Website domain name registrar Hover has emailed users warning of possible "unauthorised access" to one of its systems, and told them that they will not be able to log into the service until they reset their passwords.
In short - Hover, which is part of the Tucows empire, is worried that bad guys might have accessed account information.
Here is the email Hover sent out:
We are writing to let you know that we reset your password today. If you are unable to log into your Hover account, you will need to use the “I forgot my password” option on the sign in page to change your password.
We did this as a precautionary measure because there appears to have been a brief period of time when unauthorized access to one of our systems could have occurred. We have no evidence at all that any Hover accounts have been accessed, but even the possibility that this could have happened moved us to err on the side of extreme caution.
There are no more clues that I could find on Hover's website. But if you visit its homepage you will find a link inviting you to reset your password if you have problems logging in.
The dearth of information leaves a vacuum that observers will no doubt fill with their own guesswork.
- Did a Hover employee have their account hacked, giving a third party access to the user database? We don't know.
- Did Hover identify suspicious activity on its servers? We don't know.
- If there was unauthorised access to one of Hover's systems, what kind of data might have been exposed? Email addresses, DNS records, passwords, payment information? We don't know.
- How many Hover users might be affected? We don't know.
Frankly, I think Hover would do themselves a favour by being a little more transparent about what is going on - even if they don't have all the answers yet.

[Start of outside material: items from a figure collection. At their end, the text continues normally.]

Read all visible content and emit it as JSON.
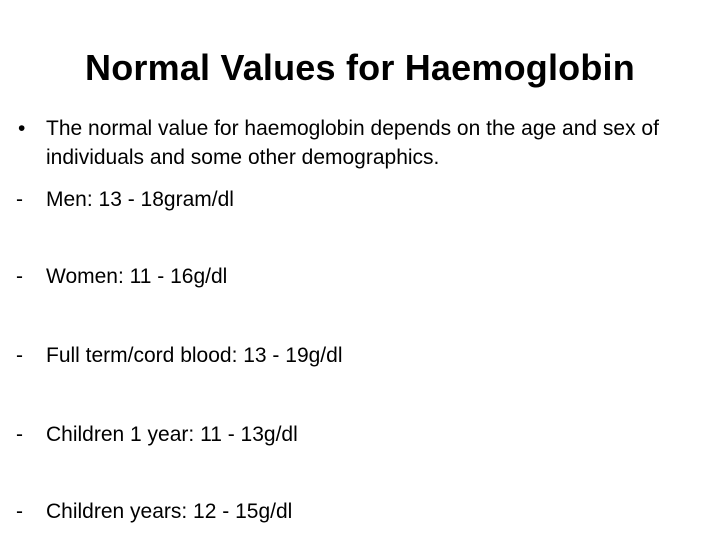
{
  "slide": {
    "title": "Normal Values for Haemoglobin",
    "intro_bullet": {
      "marker": "•",
      "text": "The normal value for haemoglobin depends on the age and sex of individuals and some other demographics."
    },
    "items": [
      {
        "marker": "-",
        "text": "Men:  13 - 18gram/dl"
      },
      {
        "marker": "-",
        "text": "Women: 11 - 16g/dl"
      },
      {
        "marker": "-",
        "text": "Full term/cord blood: 13 - 19g/dl"
      },
      {
        "marker": "-",
        "text": "Children 1 year: 11 - 13g/dl"
      },
      {
        "marker": "-",
        "text": "Children years: 12 - 15g/dl"
      }
    ]
  }
}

One thing I would suggest in the meantime, however, is that if you were using the same password on other websites as you were using on Hover, you would be wise to change it. Just for safety's sake.
You should always use different passwords for different sites - because if one gets hacked, you don't want to experience the domino effect of your other online accounts falling at the hands of hackers.
Oh, and if you have a Hover account, it's probably a good idea - once you have reset your password - to enable two-factor authentication as well.